Ancak kaba hatlarıyla bile bu terimler insanlara ilham verebilir. Geçtiğimiz birkaç yıl, başka iş biçimleri bulmak, aileyle vakit geçirmek ve kruvasan pişirmek gibi daha anlamlı şeyler peşinde koşmak için ruh ezici işlerini bırakan insanların hikayeleriyle dolu. “Tükenmişlik” gibi şeyler etrafında kullanılan dil, Amerikalıların iş ile olan zehirli ilişkilerinden kurtulmasına yardımcı oldu ve diğerlerini sendikalaşmaya ve işlerini daha iyi hale getirmeye teşvik etti.

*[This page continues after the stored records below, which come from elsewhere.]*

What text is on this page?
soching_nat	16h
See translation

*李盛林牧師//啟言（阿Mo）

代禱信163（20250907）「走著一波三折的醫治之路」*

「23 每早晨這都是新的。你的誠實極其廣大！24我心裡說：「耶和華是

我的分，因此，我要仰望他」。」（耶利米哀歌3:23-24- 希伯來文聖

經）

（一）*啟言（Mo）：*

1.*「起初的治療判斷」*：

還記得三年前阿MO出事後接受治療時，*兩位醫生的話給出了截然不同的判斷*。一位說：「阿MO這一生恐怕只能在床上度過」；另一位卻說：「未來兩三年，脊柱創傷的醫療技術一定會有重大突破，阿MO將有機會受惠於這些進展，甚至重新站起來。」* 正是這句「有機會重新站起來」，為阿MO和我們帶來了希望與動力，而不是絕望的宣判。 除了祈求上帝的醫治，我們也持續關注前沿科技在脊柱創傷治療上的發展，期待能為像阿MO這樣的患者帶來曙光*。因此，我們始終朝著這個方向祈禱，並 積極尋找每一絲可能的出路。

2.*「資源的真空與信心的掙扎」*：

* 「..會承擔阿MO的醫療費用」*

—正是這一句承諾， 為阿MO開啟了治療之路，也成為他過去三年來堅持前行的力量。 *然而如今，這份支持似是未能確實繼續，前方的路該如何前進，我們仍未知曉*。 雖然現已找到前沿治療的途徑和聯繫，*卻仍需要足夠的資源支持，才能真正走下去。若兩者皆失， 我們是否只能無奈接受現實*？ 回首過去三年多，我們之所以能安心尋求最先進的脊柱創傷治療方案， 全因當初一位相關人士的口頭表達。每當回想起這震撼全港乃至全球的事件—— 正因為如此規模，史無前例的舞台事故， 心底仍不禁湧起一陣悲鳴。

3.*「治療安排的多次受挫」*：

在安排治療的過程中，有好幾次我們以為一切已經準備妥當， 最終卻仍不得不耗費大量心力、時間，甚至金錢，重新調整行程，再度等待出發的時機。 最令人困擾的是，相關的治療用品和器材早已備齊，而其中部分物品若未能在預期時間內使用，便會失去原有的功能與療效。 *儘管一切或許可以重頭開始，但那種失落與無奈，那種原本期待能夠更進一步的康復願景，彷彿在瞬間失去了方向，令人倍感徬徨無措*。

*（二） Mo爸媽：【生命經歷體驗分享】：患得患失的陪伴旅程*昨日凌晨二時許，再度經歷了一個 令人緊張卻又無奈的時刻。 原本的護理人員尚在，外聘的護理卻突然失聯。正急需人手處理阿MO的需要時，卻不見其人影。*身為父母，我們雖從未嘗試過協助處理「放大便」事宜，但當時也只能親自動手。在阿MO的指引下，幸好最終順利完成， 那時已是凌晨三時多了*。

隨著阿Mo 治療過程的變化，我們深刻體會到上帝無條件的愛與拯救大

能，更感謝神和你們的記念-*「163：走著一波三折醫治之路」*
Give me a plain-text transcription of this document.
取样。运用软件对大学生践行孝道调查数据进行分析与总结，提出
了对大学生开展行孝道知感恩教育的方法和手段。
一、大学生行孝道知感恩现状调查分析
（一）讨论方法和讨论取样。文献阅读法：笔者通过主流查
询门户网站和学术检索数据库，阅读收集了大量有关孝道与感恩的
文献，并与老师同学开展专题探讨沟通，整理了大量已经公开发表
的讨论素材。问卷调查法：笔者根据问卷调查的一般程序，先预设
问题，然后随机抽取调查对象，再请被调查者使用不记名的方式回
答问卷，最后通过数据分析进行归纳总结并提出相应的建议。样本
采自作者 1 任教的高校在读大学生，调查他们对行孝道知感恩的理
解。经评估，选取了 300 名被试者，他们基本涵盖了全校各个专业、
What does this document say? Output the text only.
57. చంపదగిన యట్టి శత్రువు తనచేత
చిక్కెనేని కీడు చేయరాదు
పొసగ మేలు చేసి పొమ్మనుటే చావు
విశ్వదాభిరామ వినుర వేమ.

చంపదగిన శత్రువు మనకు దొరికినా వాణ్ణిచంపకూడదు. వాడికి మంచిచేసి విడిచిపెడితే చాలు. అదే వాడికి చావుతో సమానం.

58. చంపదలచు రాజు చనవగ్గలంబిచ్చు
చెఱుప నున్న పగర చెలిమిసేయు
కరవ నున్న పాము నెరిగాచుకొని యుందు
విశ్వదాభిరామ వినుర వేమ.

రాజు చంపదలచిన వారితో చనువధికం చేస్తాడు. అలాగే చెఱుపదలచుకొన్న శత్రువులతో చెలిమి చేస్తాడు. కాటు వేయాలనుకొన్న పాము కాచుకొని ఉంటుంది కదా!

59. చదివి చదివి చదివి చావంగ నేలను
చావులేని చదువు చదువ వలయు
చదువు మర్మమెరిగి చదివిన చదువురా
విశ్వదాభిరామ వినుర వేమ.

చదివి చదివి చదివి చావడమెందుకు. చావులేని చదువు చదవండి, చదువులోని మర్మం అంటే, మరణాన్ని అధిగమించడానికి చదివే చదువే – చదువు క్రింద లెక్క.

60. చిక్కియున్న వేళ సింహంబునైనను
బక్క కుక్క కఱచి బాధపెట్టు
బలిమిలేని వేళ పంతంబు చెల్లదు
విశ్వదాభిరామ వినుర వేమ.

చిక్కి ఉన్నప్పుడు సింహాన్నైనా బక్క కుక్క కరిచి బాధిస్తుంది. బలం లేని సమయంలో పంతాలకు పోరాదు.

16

Bu tür küstah terimler, iş yeri güvenliği ve adil tazminat gibi konularda gerçek endişeleri önemsizleştirme yeteneğine de sahiptir. İşverenler, en kötü dürtülerini haklı çıkarmak için tuş vuruşlarını takip etmek veya çalışanları baltalamayı haklı çıkarmanın bir yolu olarak performans incelemeleri başlatmak gibi sessizce işi bırakmak gibi terimler alabilirler.

Ancak bu, bir sonraki “sessiz X-ing”i veya yeni “Harika X”i bulmaya çalışmayacağımız anlamına gelmez. İş yerindeki gerçek sorunlar devam ediyor.

Devam edecek olan şey, kabul etsek de etmesek de bu terimler hakkında konuşma eğilimimizdir.

Sessiz işe alma şöhretinden McRae, “Aslında bu geri itme, tepki ve tepki olduğunu gerçekten takdir ediyorum” dedi. “Çünkü bu, insanların onu gerçekten sorguladığı ve tamamen onunla koşmadığı anlamına geliyor.”

Güncelleme, 12 Ocak 17:00: Bu hikaye, sessiz işe alımla ilgili yeni bir Monster anketinden elde edilen verilerle güncellendi.